De film is de basis. Kijk, zonder ons op de borst te willen kloppen: dat was natuurlijk ons plan. Dat is gewoon hartstikke goed uitgepakt. Het klinkt alsof ik mensen misbruikt heb, maar zo moet je dat niet zien. Het is echt een lijntje geweest van:
“Dit willen we, namelijk dat de Rijksoverheid die dertig bergingen voor haar rekening neemt en daarmee probeert die vermisten alsnog te vinden. Hoe krijg je dat voor elkaar?”
Nou, dat krijg je niet voor elkaar met - bij wijze van spreken - een enkel artikeltje in De Telegraaf. Dat ligt morgen onderin in de kattenbak. Dat moet je serieuzer gaan aanpakken. Nou, dan is het enige wat je kunt doen nationale televisie. Nou, hoe krijg je nationale televisie? Dan moet je een documentaire hebben.
We zijn dus aan de voorkant begonnen met die documentaire. Vervolgens: hoe krijg je die documentaire nu levend? Nou, door het stellen van Kamervragen [door Stieneke van der Graaf (CU), Harry van de Molen (CDA) en Wybren van Haga (VVD), red.]. Dat is ook gebeurd.
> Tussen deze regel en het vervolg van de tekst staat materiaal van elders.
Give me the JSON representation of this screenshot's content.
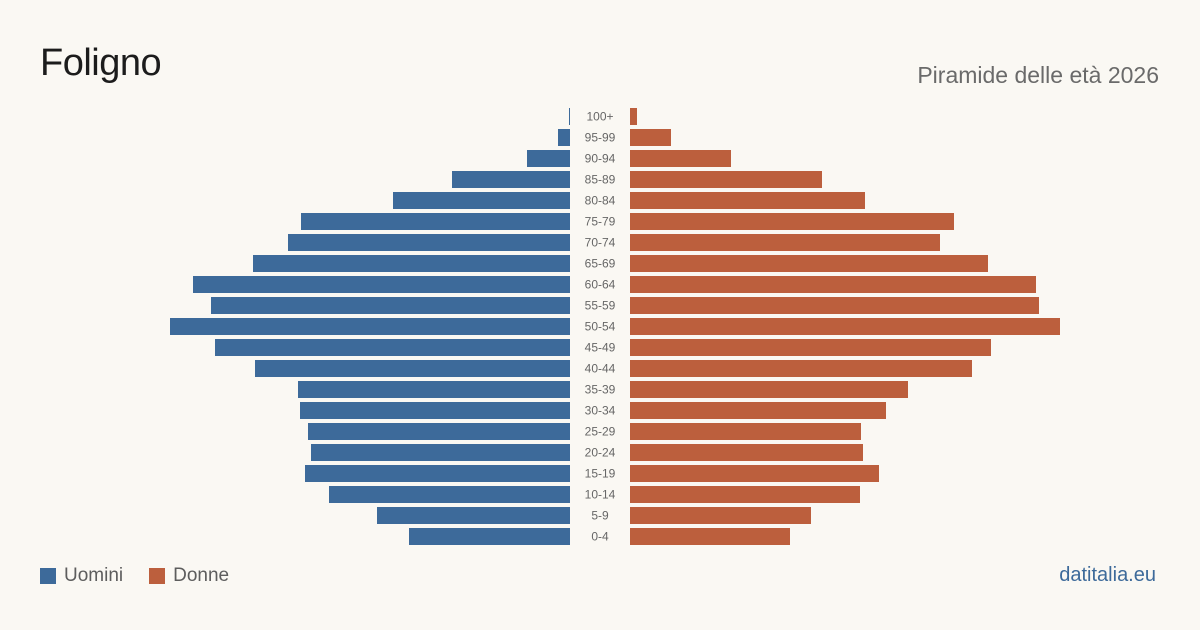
{
  "header": {
    "title": "Foligno",
    "subtitle": "Piramide delle età 2026"
  },
  "legend": {
    "male_label": "Uomini",
    "female_label": "Donne"
  },
  "source": "datitalia.eu",
  "colors": {
    "male": "#3d6a9a",
    "female": "#bc5f3d",
    "background": "#faf8f3",
    "label": "#666666"
  },
  "chart_data": {
    "type": "bar",
    "orientation": "horizontal-pyramid",
    "categories": [
      "100+",
      "95-99",
      "90-94",
      "85-89",
      "80-84",
      "75-79",
      "70-74",
      "65-69",
      "60-64",
      "55-59",
      "50-54",
      "45-49",
      "40-44",
      "35-39",
      "30-34",
      "25-29",
      "20-24",
      "15-19",
      "10-14",
      "5-9",
      "0-4"
    ],
    "series": [
      {
        "name": "Uomini",
        "values": [
          1,
          12,
          43,
          118,
          177,
          269,
          282,
          317,
          377,
          359,
          400,
          355,
          315,
          272,
          270,
          262,
          259,
          265,
          241,
          193,
          161
        ]
      },
      {
        "name": "Donne",
        "values": [
          7,
          41,
          101,
          192,
          235,
          324,
          310,
          358,
          406,
          409,
          430,
          361,
          342,
          278,
          256,
          231,
          233,
          249,
          230,
          181,
          160
        ]
      }
    ],
    "xlim": [
      0,
      430
    ]
  }
}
Vervolgens is het balletje gaan rollen, maar de basis van dat hele verhaal zit in die documentaire ‘Liever dood dan vermist’.
In feite ben ik de inbrenger van de lijst met kansrijke bergingen in de Werkgroep. Samen met de stafofficier Vliegtuigbergingen kom ik met een voorstel voor een werkpakket. Zo is dat eerste werkpakket ook samengesteld. Daar stond de berging van het toestel in Echt-Susteren op, en de Short Stirling in het Markermeer stond er ook op. Zo stonden er nog vier anderen op. In totaal zijn er nu vier geborgen. Er moeten er nog twee. We zijn ook al naar de volgende bergingen aan het kijken en dan kom ik dus met een voorstel in de Werkgroep. Dan zeg ik: “Ik heb hier nog een toestel”, bijvoorbeeld de Lancaster ED603 [in het IJsselmeer bij Súdwest-Fryslân, red.]. Dan heb ik daar een bescheiden historisch dossier bij. Dan zeg ik:
“Dit is het verhaal achter de ED603. Ik denk hierom dat het een kansrijke berging is.”
En dan besluiten we daarover in de werkgroep. Zo gaat dat.